目录
1 项目构建
构建项目文件夹Banknote,以及子文件夹与py文件。
名称 | 作用 |
---|---|
data目录 | 存放原始数据与预处理后切分为训练集、验证机、测试集的数据 |
log目录 | 训练过程中使用tensorboardX保存的指标数值,如损失、精确度等 |
model_save目录 | 存放不同训练阶段的模型,最后找出个最优的用于测试集 |
config.py | 保存超参数 |
dataset_banknote.py | Banknote数据类,用于训练时获取数据 |
inference.py | 挑选模型在测试集上运行 |
model.py | 算法模型 |
preprocess.py | 对原始数据进行预处理,划分为训练集、验证集、测试集 |
trainer.py | 模型训练代码 |
2 超参数设置 config.py
config.py文件如下:
# banknote clasification config
class Hyperparameter():
# ###################################################################
# Data
# ###################################################################
device='cuda'
data_dir='./data/'
data_path='./data/data_banknote_authentication.txt'
trainset_path='./data/train.txt'
devset_path='./data/dev.txt'
testset_path='./data/test.txt'
in_feature=4 # input feature dim
out_dim=2 # output feature dim (classes number)
seed=1234 # random seed
# ###################################################################
# Model Structure
# ###################################################################
layer_list=[in_feature, 64, 128, 64, out_dim]

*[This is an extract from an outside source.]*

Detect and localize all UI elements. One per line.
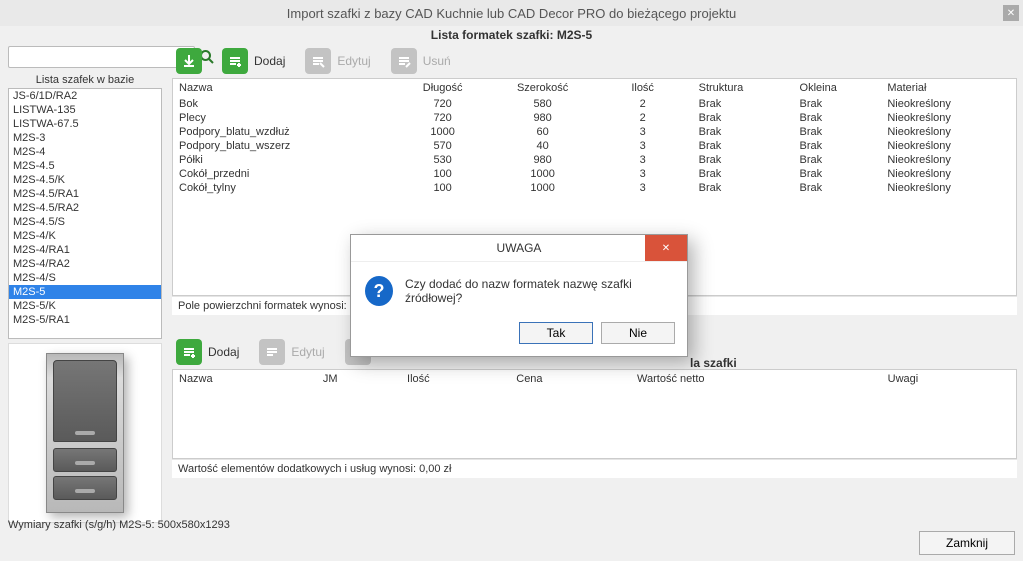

# ###################################################################
# Experiment
# ###################################################################
batch_size=64
init_lr=1e-3 # 初始学习率
epoch=100
verbose_step = 32 # 日志打印间隔
save_step = 200 # 模型保存间隔
HP=Hyperparameter()
在其他py文件中导入cofig.HP即可获取到超参数。
from config import HP
3 数据集预处理 preprocess.py
Banknote数据集约有1300条数据,前四列为四个特征值,最后一个列为标签。
使用process.py文件将原始数据data_banknote_authentication.txt切分为训练集、测试集、训练集(train.txt、dev.txt、test.txt)。

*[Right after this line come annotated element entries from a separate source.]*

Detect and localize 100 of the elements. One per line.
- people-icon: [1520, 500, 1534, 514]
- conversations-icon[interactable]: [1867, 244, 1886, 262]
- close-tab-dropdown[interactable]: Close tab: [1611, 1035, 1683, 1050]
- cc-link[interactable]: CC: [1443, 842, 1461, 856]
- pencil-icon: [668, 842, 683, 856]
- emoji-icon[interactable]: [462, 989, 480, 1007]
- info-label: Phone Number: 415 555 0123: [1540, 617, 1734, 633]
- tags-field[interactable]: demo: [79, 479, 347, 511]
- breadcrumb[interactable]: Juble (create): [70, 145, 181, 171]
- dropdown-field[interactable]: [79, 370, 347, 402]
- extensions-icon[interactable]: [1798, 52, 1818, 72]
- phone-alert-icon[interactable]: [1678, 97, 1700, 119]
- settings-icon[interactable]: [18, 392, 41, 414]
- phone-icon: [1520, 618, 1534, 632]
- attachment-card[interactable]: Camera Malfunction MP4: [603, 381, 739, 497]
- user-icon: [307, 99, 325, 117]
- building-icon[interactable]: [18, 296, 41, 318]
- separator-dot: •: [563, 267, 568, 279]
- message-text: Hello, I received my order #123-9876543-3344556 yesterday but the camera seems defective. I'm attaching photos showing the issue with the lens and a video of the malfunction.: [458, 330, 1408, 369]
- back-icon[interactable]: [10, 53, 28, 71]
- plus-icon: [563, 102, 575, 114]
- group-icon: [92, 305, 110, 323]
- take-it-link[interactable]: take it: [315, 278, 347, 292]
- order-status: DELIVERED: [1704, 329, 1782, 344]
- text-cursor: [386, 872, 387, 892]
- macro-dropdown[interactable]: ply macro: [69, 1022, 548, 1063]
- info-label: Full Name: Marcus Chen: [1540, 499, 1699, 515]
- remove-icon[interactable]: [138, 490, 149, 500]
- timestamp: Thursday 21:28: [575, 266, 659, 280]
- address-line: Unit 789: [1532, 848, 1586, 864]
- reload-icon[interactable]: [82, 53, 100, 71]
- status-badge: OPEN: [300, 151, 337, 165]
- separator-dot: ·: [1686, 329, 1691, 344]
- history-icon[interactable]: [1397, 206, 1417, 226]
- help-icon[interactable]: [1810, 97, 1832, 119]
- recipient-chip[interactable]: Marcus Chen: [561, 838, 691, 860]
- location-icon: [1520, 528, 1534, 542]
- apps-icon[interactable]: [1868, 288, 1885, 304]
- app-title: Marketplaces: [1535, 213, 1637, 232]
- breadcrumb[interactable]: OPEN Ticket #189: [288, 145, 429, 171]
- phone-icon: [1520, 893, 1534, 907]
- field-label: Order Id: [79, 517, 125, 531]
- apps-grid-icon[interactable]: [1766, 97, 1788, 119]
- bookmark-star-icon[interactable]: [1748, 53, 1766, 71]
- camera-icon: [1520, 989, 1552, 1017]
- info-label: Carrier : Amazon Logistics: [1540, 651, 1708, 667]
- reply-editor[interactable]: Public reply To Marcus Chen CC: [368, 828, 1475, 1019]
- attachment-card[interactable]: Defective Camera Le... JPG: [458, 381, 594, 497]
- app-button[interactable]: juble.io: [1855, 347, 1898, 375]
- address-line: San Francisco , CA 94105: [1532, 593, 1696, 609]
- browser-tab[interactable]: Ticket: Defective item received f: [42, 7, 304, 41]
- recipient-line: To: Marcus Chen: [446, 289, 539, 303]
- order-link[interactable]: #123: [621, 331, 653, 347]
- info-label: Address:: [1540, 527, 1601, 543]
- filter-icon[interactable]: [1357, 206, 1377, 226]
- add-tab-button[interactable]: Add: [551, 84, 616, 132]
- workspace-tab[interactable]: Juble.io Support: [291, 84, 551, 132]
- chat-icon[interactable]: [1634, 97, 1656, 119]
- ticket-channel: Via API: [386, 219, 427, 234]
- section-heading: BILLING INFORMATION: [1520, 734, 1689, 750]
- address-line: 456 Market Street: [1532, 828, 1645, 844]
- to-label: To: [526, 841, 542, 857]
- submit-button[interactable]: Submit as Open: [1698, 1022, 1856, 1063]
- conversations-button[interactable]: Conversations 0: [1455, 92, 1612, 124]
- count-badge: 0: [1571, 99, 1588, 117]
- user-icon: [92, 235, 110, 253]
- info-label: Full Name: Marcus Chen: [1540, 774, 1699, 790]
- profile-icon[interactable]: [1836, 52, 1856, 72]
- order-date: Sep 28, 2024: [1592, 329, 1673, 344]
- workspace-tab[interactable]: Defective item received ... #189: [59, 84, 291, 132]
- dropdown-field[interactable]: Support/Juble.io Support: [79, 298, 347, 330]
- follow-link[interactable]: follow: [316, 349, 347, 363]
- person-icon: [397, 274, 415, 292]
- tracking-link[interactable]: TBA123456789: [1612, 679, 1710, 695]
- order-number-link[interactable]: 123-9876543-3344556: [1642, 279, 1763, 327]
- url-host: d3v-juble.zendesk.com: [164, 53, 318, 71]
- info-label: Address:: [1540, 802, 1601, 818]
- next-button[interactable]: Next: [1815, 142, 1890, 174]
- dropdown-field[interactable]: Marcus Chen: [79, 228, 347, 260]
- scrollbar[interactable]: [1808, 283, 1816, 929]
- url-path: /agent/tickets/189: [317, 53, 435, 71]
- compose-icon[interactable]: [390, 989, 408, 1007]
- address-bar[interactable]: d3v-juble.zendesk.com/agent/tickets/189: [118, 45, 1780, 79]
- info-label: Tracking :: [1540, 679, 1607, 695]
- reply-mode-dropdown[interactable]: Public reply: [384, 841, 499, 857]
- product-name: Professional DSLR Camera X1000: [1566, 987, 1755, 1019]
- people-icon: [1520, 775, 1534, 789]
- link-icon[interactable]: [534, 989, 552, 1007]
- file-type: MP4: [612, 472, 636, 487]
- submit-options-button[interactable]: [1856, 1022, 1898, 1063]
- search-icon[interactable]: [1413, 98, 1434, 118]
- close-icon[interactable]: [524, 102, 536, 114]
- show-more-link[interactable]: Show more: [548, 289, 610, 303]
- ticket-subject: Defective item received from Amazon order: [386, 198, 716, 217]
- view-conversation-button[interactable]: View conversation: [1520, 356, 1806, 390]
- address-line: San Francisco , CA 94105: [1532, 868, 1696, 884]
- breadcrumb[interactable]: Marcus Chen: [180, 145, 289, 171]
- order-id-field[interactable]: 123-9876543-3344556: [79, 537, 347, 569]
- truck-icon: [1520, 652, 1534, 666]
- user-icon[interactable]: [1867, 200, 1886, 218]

# preprocess original data
# shuffle and split into trainset,devset,testset
import numpy as np
from config import HP
import os
trainset_ratio=0.7
devset_ratio=0.2
testset_ratio=0.1
np.random.seed(1234)
dataset=np.loadtxt(HP.data_path, delimiter=',')
np.random.shuffle(dataset)
n_items=len(dataset)
trainset_num=int(n_items*trainset_ratio)
devset_num=int(n_items*devset_ratio)
#testset_num=int(data_len*trainset_ratio)
trainset= dataset[:trainset_num]
devset= dataset[trainset_num:trainset_num + devset_num]
testset=dataset[trainset_num + devset_num:]
np.savetxt(fname=os.path.join(HP.data_dir,'train.txt'),X=trainset,delimiter=',')
np.savetxt(fname=os.path.join(HP.data_dir,'dev.txt'),X=devset,delimiter=',')
np.savetxt(fname=os.path.join(HP.data_dir,'test.txt'),X=testset,delimiter=',')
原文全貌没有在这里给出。